Motivo numero uno: non ha senso descrivere quella che è a tutti gli effetti un’opera teatrale svolta in codice.
Motivo numero due: vorrei raccontarvi dove i quattro di Reykjavík in questa ora e mezzo di pura magnificenza a due tempi hanno portato la mia mente a soffermarsi, volontariamente o meno.
Il pensiero si è iniziato a formare con l’apertura di Untitled #1 – Vaka, seguita da Untitled #2 Fyrsta. Il palco si è colorato di rosso di pixel che deframmentavano volti, dall’oscurità per uscire verso la luce. Come la voce del frontman Jónsi Birgisson ha cominciato a riempire un parterre, a mio avviso, una struttura troppo grande per il raccoglimento interiore richiesto dagli islandesi al loro pubblico, ho cominciato ad articolare l’oggetto della mia attenzione.
Attraversando il piano tormentato di Untitled #3 – Samskeyti, mentre gli ultrasuoni luminosi degli abissi di Svefn-g-englar si accendevano su frequenze basse a lambire lentamente il pubblico, ho pensato alle interconnessioni.

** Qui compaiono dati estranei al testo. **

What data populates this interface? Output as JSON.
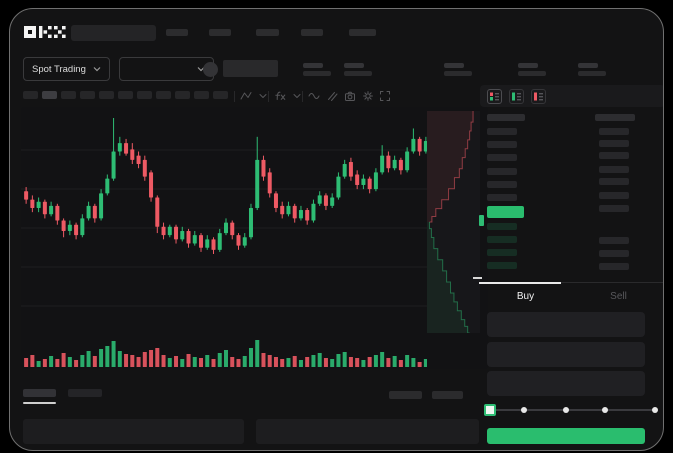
{
  "topbar": {
    "logo_text": "OKX",
    "nav_placeholder_count": 5
  },
  "market_header": {
    "market_selector_label": "Spot Trading",
    "pair_dropdown": "",
    "stat_placeholder_count": 5
  },
  "chart_toolbar": {
    "timeframe_placeholder_count": 11,
    "active_timeframe_index": 1,
    "tool_icons": [
      "zigzag-icon",
      "chevron-down-icon",
      "indicator-fx-icon",
      "chevron-down-icon",
      "wave-icon",
      "layers-icon",
      "camera-icon",
      "gear-icon",
      "expand-icon"
    ]
  },
  "order_book": {
    "view_options": [
      "combined-book-icon",
      "bids-book-icon",
      "asks-book-icon"
    ],
    "selected_view_index": 0,
    "ask_price_rows": 6,
    "ask_amount_rows": 7,
    "bid_price_rows": 4,
    "bid_amount_rows": 3,
    "last_price_highlight_color": "#2abd6e"
  },
  "trade_form": {
    "tabs": [
      {
        "label": "Buy",
        "active": true
      },
      {
        "label": "Sell",
        "active": false
      }
    ],
    "input_count": 3,
    "slider_stop_count": 5,
    "slider_position_index": 0,
    "submit_button_color": "#2abd6e"
  },
  "bottom_panel": {
    "tab_placeholder_count": 2,
    "active_tab_index": 0,
    "right_placeholder_count": 2,
    "content_block_count": 2
  },
  "colors": {
    "up": "#2ebd74",
    "down": "#ee5a64",
    "background": "#131314",
    "skeleton": "#2b2b2d",
    "grid": "#1d1d20",
    "text": "#eaecef",
    "muted": "#58585c"
  },
  "chart_data": {
    "type": "candlestick",
    "title": "",
    "xlabel": "",
    "ylabel": "",
    "grid": true,
    "price_scale": "normalized 0-100",
    "candles_ochl": [
      [
        62,
        58,
        64,
        56
      ],
      [
        58,
        54,
        60,
        52
      ],
      [
        54,
        57,
        59,
        52
      ],
      [
        57,
        51,
        58,
        49
      ],
      [
        51,
        55,
        57,
        50
      ],
      [
        55,
        48,
        56,
        46
      ],
      [
        48,
        43,
        49,
        40
      ],
      [
        43,
        46,
        48,
        41
      ],
      [
        46,
        41,
        47,
        39
      ],
      [
        41,
        49,
        51,
        40
      ],
      [
        49,
        55,
        57,
        48
      ],
      [
        55,
        49,
        56,
        47
      ],
      [
        49,
        61,
        63,
        48
      ],
      [
        61,
        68,
        70,
        60
      ],
      [
        68,
        81,
        97,
        67
      ],
      [
        81,
        85,
        88,
        79
      ],
      [
        85,
        80,
        87,
        79
      ],
      [
        82,
        77,
        85,
        75
      ],
      [
        79,
        75,
        81,
        73
      ],
      [
        77,
        69,
        79,
        67
      ],
      [
        71,
        59,
        72,
        57
      ],
      [
        59,
        45,
        60,
        42
      ],
      [
        45,
        41,
        47,
        39
      ],
      [
        41,
        45,
        46,
        40
      ],
      [
        45,
        39,
        46,
        37
      ],
      [
        39,
        43,
        45,
        38
      ],
      [
        43,
        37,
        44,
        35
      ],
      [
        37,
        41,
        43,
        36
      ],
      [
        41,
        35,
        42,
        33
      ],
      [
        35,
        39,
        41,
        34
      ],
      [
        39,
        34,
        40,
        32
      ],
      [
        34,
        42,
        44,
        33
      ],
      [
        42,
        47,
        49,
        41
      ],
      [
        47,
        41,
        48,
        39
      ],
      [
        41,
        36,
        42,
        34
      ],
      [
        36,
        40,
        42,
        35
      ],
      [
        40,
        54,
        56,
        39
      ],
      [
        54,
        77,
        88,
        53
      ],
      [
        77,
        69,
        79,
        67
      ],
      [
        71,
        61,
        73,
        59
      ],
      [
        61,
        54,
        62,
        52
      ],
      [
        55,
        51,
        57,
        49
      ],
      [
        51,
        55,
        57,
        50
      ],
      [
        55,
        49,
        56,
        47
      ],
      [
        49,
        53,
        55,
        48
      ],
      [
        53,
        48,
        54,
        46
      ],
      [
        48,
        56,
        58,
        47
      ],
      [
        56,
        60,
        62,
        55
      ],
      [
        60,
        55,
        61,
        53
      ],
      [
        55,
        59,
        61,
        54
      ],
      [
        59,
        69,
        71,
        58
      ],
      [
        69,
        75,
        77,
        68
      ],
      [
        76,
        69,
        78,
        67
      ],
      [
        70,
        65,
        72,
        63
      ],
      [
        65,
        68,
        70,
        63
      ],
      [
        68,
        63,
        69,
        61
      ],
      [
        63,
        71,
        73,
        62
      ],
      [
        71,
        79,
        84,
        70
      ],
      [
        79,
        73,
        81,
        71
      ],
      [
        73,
        77,
        79,
        72
      ],
      [
        77,
        72,
        78,
        70
      ],
      [
        72,
        81,
        83,
        71
      ],
      [
        81,
        87,
        92,
        80
      ],
      [
        87,
        81,
        88,
        79
      ],
      [
        81,
        86,
        88,
        80
      ]
    ],
    "volume": [
      9,
      12,
      6,
      8,
      11,
      8,
      14,
      10,
      7,
      12,
      16,
      11,
      18,
      21,
      26,
      16,
      13,
      12,
      10,
      15,
      17,
      19,
      12,
      9,
      11,
      8,
      13,
      10,
      9,
      12,
      8,
      14,
      17,
      10,
      8,
      11,
      19,
      27,
      14,
      12,
      10,
      8,
      9,
      11,
      7,
      10,
      12,
      14,
      9,
      8,
      13,
      15,
      10,
      9,
      7,
      10,
      12,
      15,
      9,
      11,
      7,
      12,
      9,
      5,
      8
    ],
    "depth": {
      "asks_curve": [
        [
          0.94,
          0
        ],
        [
          0.9,
          0.1
        ],
        [
          0.87,
          0.18
        ],
        [
          0.83,
          0.26
        ],
        [
          0.78,
          0.34
        ],
        [
          0.72,
          0.42
        ],
        [
          0.66,
          0.52
        ],
        [
          0.56,
          0.6
        ],
        [
          0.44,
          0.7
        ],
        [
          0.3,
          0.8
        ],
        [
          0.18,
          0.88
        ],
        [
          0.1,
          0.95
        ],
        [
          0.05,
          1
        ]
      ],
      "bids_curve": [
        [
          0.05,
          0
        ],
        [
          0.09,
          0.06
        ],
        [
          0.14,
          0.14
        ],
        [
          0.22,
          0.24
        ],
        [
          0.32,
          0.34
        ],
        [
          0.4,
          0.44
        ],
        [
          0.48,
          0.54
        ],
        [
          0.55,
          0.64
        ],
        [
          0.62,
          0.72
        ],
        [
          0.7,
          0.8
        ],
        [
          0.77,
          0.88
        ],
        [
          0.83,
          0.94
        ],
        [
          0.87,
          1
        ]
      ]
    }
  }
}
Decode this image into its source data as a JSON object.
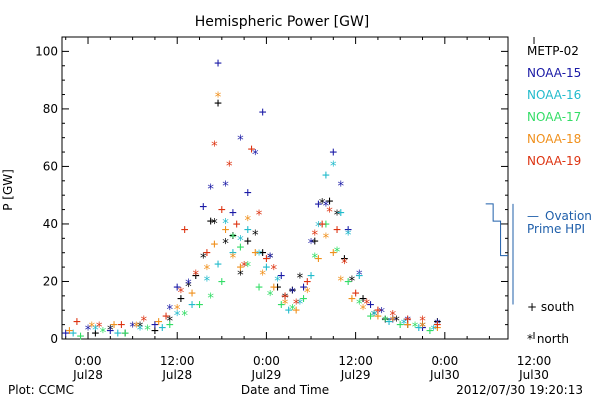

Il Nobel per la Fisica quest’anno è stato dato a tre scienziati di nazionalità diverse, un francese, un californiano e un austriaco, per aver studiato le incredibili implicazioni legate al “entanglement” quantistico. E’ un concetto che, nel poco che ci capisco di fisica, mi ha affascinato: in un sistema con due particelle che si trovano in questa condizione di “legame”, ciò che accade a una particella determina ciò che accade all’altra, anche se queste due sono molto distanti, o non si sfiorano mai. Se una moneta è testa, l’altra sarà croce. Se una palla è rossa, l’altra sarà bianca. E’ un pensiero immediato, diremmo quasi predeterminato. Invece no. Immaginavamo ci fossero regole (quelle che in gergo tecnico chiamano diseguaglianze di Bell) e invece questi tre perfetti protagonisti di una barzelletta le hanno violate, hanno detto, semplificando, che non è così: non ci sono regole, è il caso a determinare questo legame, in breve, l’essenza delle cose che ne sono comprese.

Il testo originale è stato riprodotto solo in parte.